Là où auparavant j’étais tout yeux comme tout ouïe, voici que désormais mon regard est dédoublé. Pendant la conversation je peux certes en profiter pour scruter à loisir, avec mes yeux du dessus, tout ce que la décence m’interdirait d’observer avec tant d’attention. Mais, par respect, par pudeur, j’évite de m’attarder sur l’intimité d’autrui comme de fouiller dans ses recoins à son insu comme un voleur ; c’est donc sur moi que se pose le plus souvent ce regard singulier. Car je peux aussi me voir : le haut du crâne, le dos tout entier, l’arrière des jambes jusqu’aux talons si je les baisse, et le visage en plongée si je me penche un peu en avant.
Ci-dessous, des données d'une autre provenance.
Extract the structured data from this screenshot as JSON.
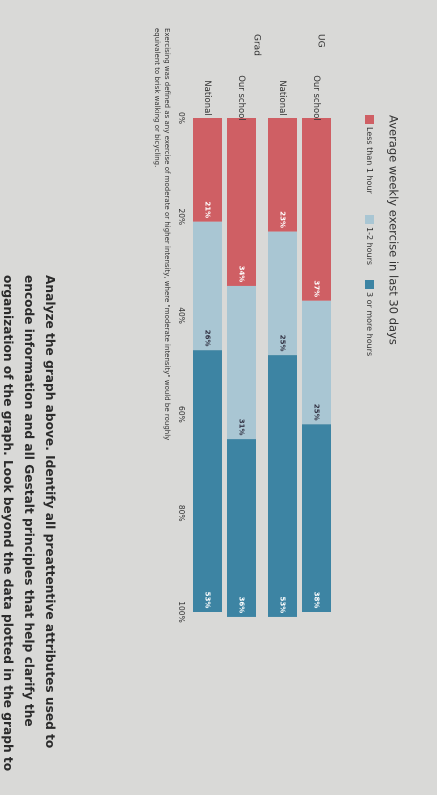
{
  "chart_data": {
    "type": "bar",
    "orientation": "horizontal stacked",
    "title": "Average weekly exercise in last 30 days",
    "groups": [
      "UG",
      "Grad"
    ],
    "categories": [
      {
        "group": "UG",
        "label": "Our school"
      },
      {
        "group": "UG",
        "label": "National"
      },
      {
        "group": "Grad",
        "label": "Our school"
      },
      {
        "group": "Grad",
        "label": "National"
      }
    ],
    "series": [
      {
        "name": "Less than 1 hour",
        "color": "#cf5f64",
        "values": [
          37,
          23,
          34,
          21
        ],
        "labels": [
          "37%",
          "23%",
          "34%",
          "21%"
        ]
      },
      {
        "name": "1-2 hours",
        "color": "#a9c6d3",
        "values": [
          25,
          25,
          31,
          26
        ],
        "labels": [
          "25%",
          "25%",
          "31%",
          "26%"
        ]
      },
      {
        "name": "3 or more hours",
        "color": "#3d84a3",
        "values": [
          38,
          53,
          36,
          53
        ],
        "labels": [
          "38%",
          "53%",
          "36%",
          "53%"
        ]
      }
    ],
    "xlim": [
      0,
      100
    ],
    "xticks": [
      "0%",
      "20%",
      "40%",
      "60%",
      "80%",
      "100%"
    ],
    "legend_position": "top",
    "footnote": "Exercising was defined as any exercise of moderate or higher intensity, where \"moderate intensity\" would be roughly equivalent to brisk walking or bicycling."
  },
  "instructions": "Analyze the graph above. Identify all preattentive attributes used to encode information and all Gestalt principles that help clarify the organization of the graph. Look beyond the data plotted in the graph to see all the ways the designers tried to help lower the cognitive load on the reader. Remember that the same principle can be used multiple times in different ways. In the text box below, (1) identify each preattentive attribute and Gestalt principle and (2) explain how it is applied in the graph."
}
J’observe mes poses, mes traits, mes expressions, mes rictus, je me découvre et me juge — coupable, et me condamne. Mon interlocuteur me croit tout à sa parole, happé, conquis… Mais la plupart du temps, tandis que mon regard facial est rempli d’ostensible attention, d’approbation, ou d’une franche réserve, mes yeux supérieurs se chargent de la colère, du mépris, de l’ironie, de la pitié, des larmes qui s’affichaient autrefois dans mes yeux faciaux.

Entre ces deux paires d’yeux, je vais et je viens, sans repos. Rares sont les moments où les yeux du dessus se ferment et me laissent ignoré de moi-même, voué à autrui sans réserve ; encore plus rares les instants sublimes, avidement espérés, où mes deux regards se fondent et n’en sont plus qu’un, unanime : je me vois, je nous vois, mon interlocuteur et moi, presque comme une seule personne, à qui je peux sourire avec bonheur, de tous mes yeux, de tout mon être.